SPOKANE, Wash. -- A Montana initiative that bars the use of cyanide to process gold has taken center stage at the Northwest Mining Association's convention.
In opening remarks to the industry group's 104th annual meeting Tuesday, Montana Lt. Gov. Judy Martz said Gov. Marc Racicot and other Montana officials want to overturn the law that shocked the mining-friendly state.Initiative 137, approved Nov. 3 by a margin of 52 percent to 47 percent, banned the use of the cyanide heap leach process at new and expanding mines in Montana. The process uses diluted cyanide to remove microscopic flecks of gold from pulverized ore.
"I-137 was an effort focused directly at gold mining," said Martz, whose father was a Butte, Mont., miner. "Although cyanide, because of its applications and failings in the past, may provoke feelings of fear or anxiety for many people, I believe ... that Montana has proper and appropriate safeguards in place to continue to protect human health and the environment with the use of cyanide."
Earlier, she told reporters that state officials had no documentation of fish kills from as many as 60 cyanide leaks since the early 1980s. She said the fact that no humans have been harmed by those spills is a positive development.
Laura Skaer, mining association executive director, said the industry wants to use its annual meeting to push its message that environmental protection is its highest priority.
"Look at the areas where pollution is the worst. Poverty is the worst polluter," she said. "The mining industry creates wealth."
But a panel of environmental activists disputed industry claims that mining is good for the environment.
"What happened in Montana sends a real message to the mining industry: that the public expects more," said Dave Kliegman of the Okanogan Highlands Alliance.
While voters in Montana have barred the use of heap leach cyanide at gold mines, Washington state officials are pondering approval of a large-scale open pit gold mine in northern Okanogan County that would use the heap leach method, he said.
Kliegman and Aimee Boulanger of the Mineral Policy Center, a national group advocating reform of the Mining Act of 1872, called for new laws requiring mining companies to use the best available forms of technology.
Michelle Nanni of the Lands Council, a Spokane-based conservation organization, called the industry's threats to take away jobs from communities that object to mining contamination "environmental blackmail."
The industry claims to be friendly to the environment, yet continually fights efforts to clean up northern Idaho's Silver Valley and the Coeur d'Alene River system, she said.

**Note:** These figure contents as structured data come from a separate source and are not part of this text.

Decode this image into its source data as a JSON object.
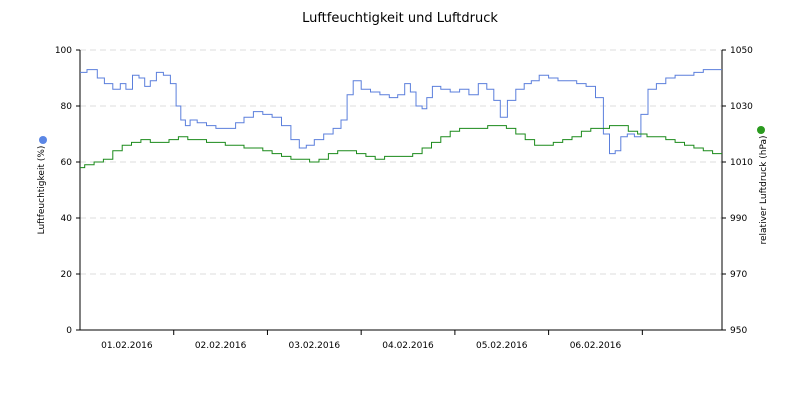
{
  "chart_data": {
    "type": "line",
    "title": "Luftfeuchtigkeit und Luftdruck",
    "x_axis": {
      "tick_labels": [
        "01.02.2016",
        "02.02.2016",
        "03.02.2016",
        "04.02.2016",
        "05.02.2016",
        "06.02.2016"
      ],
      "range_days": [
        0,
        6.85
      ]
    },
    "y_left": {
      "label": "Luftfeuchtigkeit (%)",
      "range": [
        0,
        100
      ],
      "ticks": [
        0,
        20,
        40,
        60,
        80,
        100
      ]
    },
    "y_right": {
      "label": "relativer Luftdruck (hPa)",
      "range": [
        950,
        1050
      ],
      "ticks": [
        950,
        970,
        990,
        1010,
        1030,
        1050
      ]
    },
    "grid": true,
    "series": [
      {
        "axis": "left",
        "color": "#5b7fdc",
        "marker_color": "#5b86e5",
        "points": [
          [
            0.0,
            92
          ],
          [
            0.15,
            93
          ],
          [
            0.22,
            90
          ],
          [
            0.3,
            88
          ],
          [
            0.4,
            86
          ],
          [
            0.46,
            88
          ],
          [
            0.52,
            86
          ],
          [
            0.6,
            91
          ],
          [
            0.66,
            90
          ],
          [
            0.72,
            87
          ],
          [
            0.78,
            89
          ],
          [
            0.85,
            92
          ],
          [
            0.93,
            91
          ],
          [
            1.0,
            88
          ],
          [
            1.05,
            80
          ],
          [
            1.1,
            75
          ],
          [
            1.15,
            73
          ],
          [
            1.2,
            75
          ],
          [
            1.3,
            74
          ],
          [
            1.4,
            73
          ],
          [
            1.5,
            72
          ],
          [
            1.62,
            72
          ],
          [
            1.7,
            74
          ],
          [
            1.8,
            76
          ],
          [
            1.9,
            78
          ],
          [
            2.0,
            77
          ],
          [
            2.1,
            76
          ],
          [
            2.2,
            73
          ],
          [
            2.3,
            68
          ],
          [
            2.38,
            65
          ],
          [
            2.45,
            66
          ],
          [
            2.55,
            68
          ],
          [
            2.65,
            70
          ],
          [
            2.75,
            72
          ],
          [
            2.82,
            75
          ],
          [
            2.88,
            84
          ],
          [
            2.95,
            89
          ],
          [
            3.05,
            86
          ],
          [
            3.15,
            85
          ],
          [
            3.25,
            84
          ],
          [
            3.35,
            83
          ],
          [
            3.43,
            84
          ],
          [
            3.5,
            88
          ],
          [
            3.55,
            85
          ],
          [
            3.62,
            80
          ],
          [
            3.68,
            79
          ],
          [
            3.72,
            83
          ],
          [
            3.8,
            87
          ],
          [
            3.9,
            86
          ],
          [
            4.0,
            85
          ],
          [
            4.1,
            86
          ],
          [
            4.2,
            84
          ],
          [
            4.3,
            88
          ],
          [
            4.38,
            86
          ],
          [
            4.45,
            82
          ],
          [
            4.52,
            76
          ],
          [
            4.6,
            82
          ],
          [
            4.7,
            86
          ],
          [
            4.78,
            88
          ],
          [
            4.85,
            89
          ],
          [
            4.95,
            91
          ],
          [
            5.05,
            90
          ],
          [
            5.15,
            89
          ],
          [
            5.25,
            89
          ],
          [
            5.35,
            88
          ],
          [
            5.45,
            87
          ],
          [
            5.55,
            83
          ],
          [
            5.62,
            70
          ],
          [
            5.68,
            63
          ],
          [
            5.74,
            64
          ],
          [
            5.8,
            69
          ],
          [
            5.88,
            70
          ],
          [
            5.95,
            69
          ],
          [
            6.02,
            77
          ],
          [
            6.1,
            86
          ],
          [
            6.2,
            88
          ],
          [
            6.3,
            90
          ],
          [
            6.4,
            91
          ],
          [
            6.5,
            91
          ],
          [
            6.6,
            92
          ],
          [
            6.7,
            93
          ],
          [
            6.8,
            93
          ],
          [
            6.85,
            93
          ]
        ]
      },
      {
        "axis": "right",
        "color": "#1a8a1a",
        "marker_color": "#2a9a1e",
        "points": [
          [
            0.0,
            1008
          ],
          [
            0.1,
            1009
          ],
          [
            0.2,
            1010
          ],
          [
            0.3,
            1011
          ],
          [
            0.4,
            1014
          ],
          [
            0.5,
            1016
          ],
          [
            0.6,
            1017
          ],
          [
            0.7,
            1018
          ],
          [
            0.8,
            1017
          ],
          [
            0.9,
            1017
          ],
          [
            1.0,
            1018
          ],
          [
            1.1,
            1019
          ],
          [
            1.2,
            1018
          ],
          [
            1.3,
            1018
          ],
          [
            1.4,
            1017
          ],
          [
            1.5,
            1017
          ],
          [
            1.6,
            1016
          ],
          [
            1.7,
            1016
          ],
          [
            1.8,
            1015
          ],
          [
            1.9,
            1015
          ],
          [
            2.0,
            1014
          ],
          [
            2.1,
            1013
          ],
          [
            2.2,
            1012
          ],
          [
            2.3,
            1011
          ],
          [
            2.4,
            1011
          ],
          [
            2.5,
            1010
          ],
          [
            2.6,
            1011
          ],
          [
            2.7,
            1013
          ],
          [
            2.8,
            1014
          ],
          [
            2.9,
            1014
          ],
          [
            3.0,
            1013
          ],
          [
            3.1,
            1012
          ],
          [
            3.2,
            1011
          ],
          [
            3.3,
            1012
          ],
          [
            3.4,
            1012
          ],
          [
            3.5,
            1012
          ],
          [
            3.6,
            1013
          ],
          [
            3.7,
            1015
          ],
          [
            3.8,
            1017
          ],
          [
            3.9,
            1019
          ],
          [
            4.0,
            1021
          ],
          [
            4.1,
            1022
          ],
          [
            4.2,
            1022
          ],
          [
            4.3,
            1022
          ],
          [
            4.4,
            1023
          ],
          [
            4.5,
            1023
          ],
          [
            4.6,
            1022
          ],
          [
            4.7,
            1020
          ],
          [
            4.8,
            1018
          ],
          [
            4.9,
            1016
          ],
          [
            5.0,
            1016
          ],
          [
            5.1,
            1017
          ],
          [
            5.2,
            1018
          ],
          [
            5.3,
            1019
          ],
          [
            5.4,
            1021
          ],
          [
            5.5,
            1022
          ],
          [
            5.6,
            1022
          ],
          [
            5.7,
            1023
          ],
          [
            5.8,
            1023
          ],
          [
            5.9,
            1021
          ],
          [
            6.0,
            1020
          ],
          [
            6.1,
            1019
          ],
          [
            6.2,
            1019
          ],
          [
            6.3,
            1018
          ],
          [
            6.4,
            1017
          ],
          [
            6.5,
            1016
          ],
          [
            6.6,
            1015
          ],
          [
            6.7,
            1014
          ],
          [
            6.8,
            1013
          ],
          [
            6.85,
            1013
          ]
        ]
      }
    ],
    "legend": "none"
  }
}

Mineral contamination from the mines has spread through Lake Coeur d'Alene to the Spokane River, which flows through northeastern Washington into the Columbia River, she said.
Martz filled in for Racicot, who was scheduled to deliver the opening address but was traveling in the Middle East with Texas Gov. George W. Bush and other Republican governors.
Racicot sent a brief videotape assuring miners that his state does not take their industry for granted.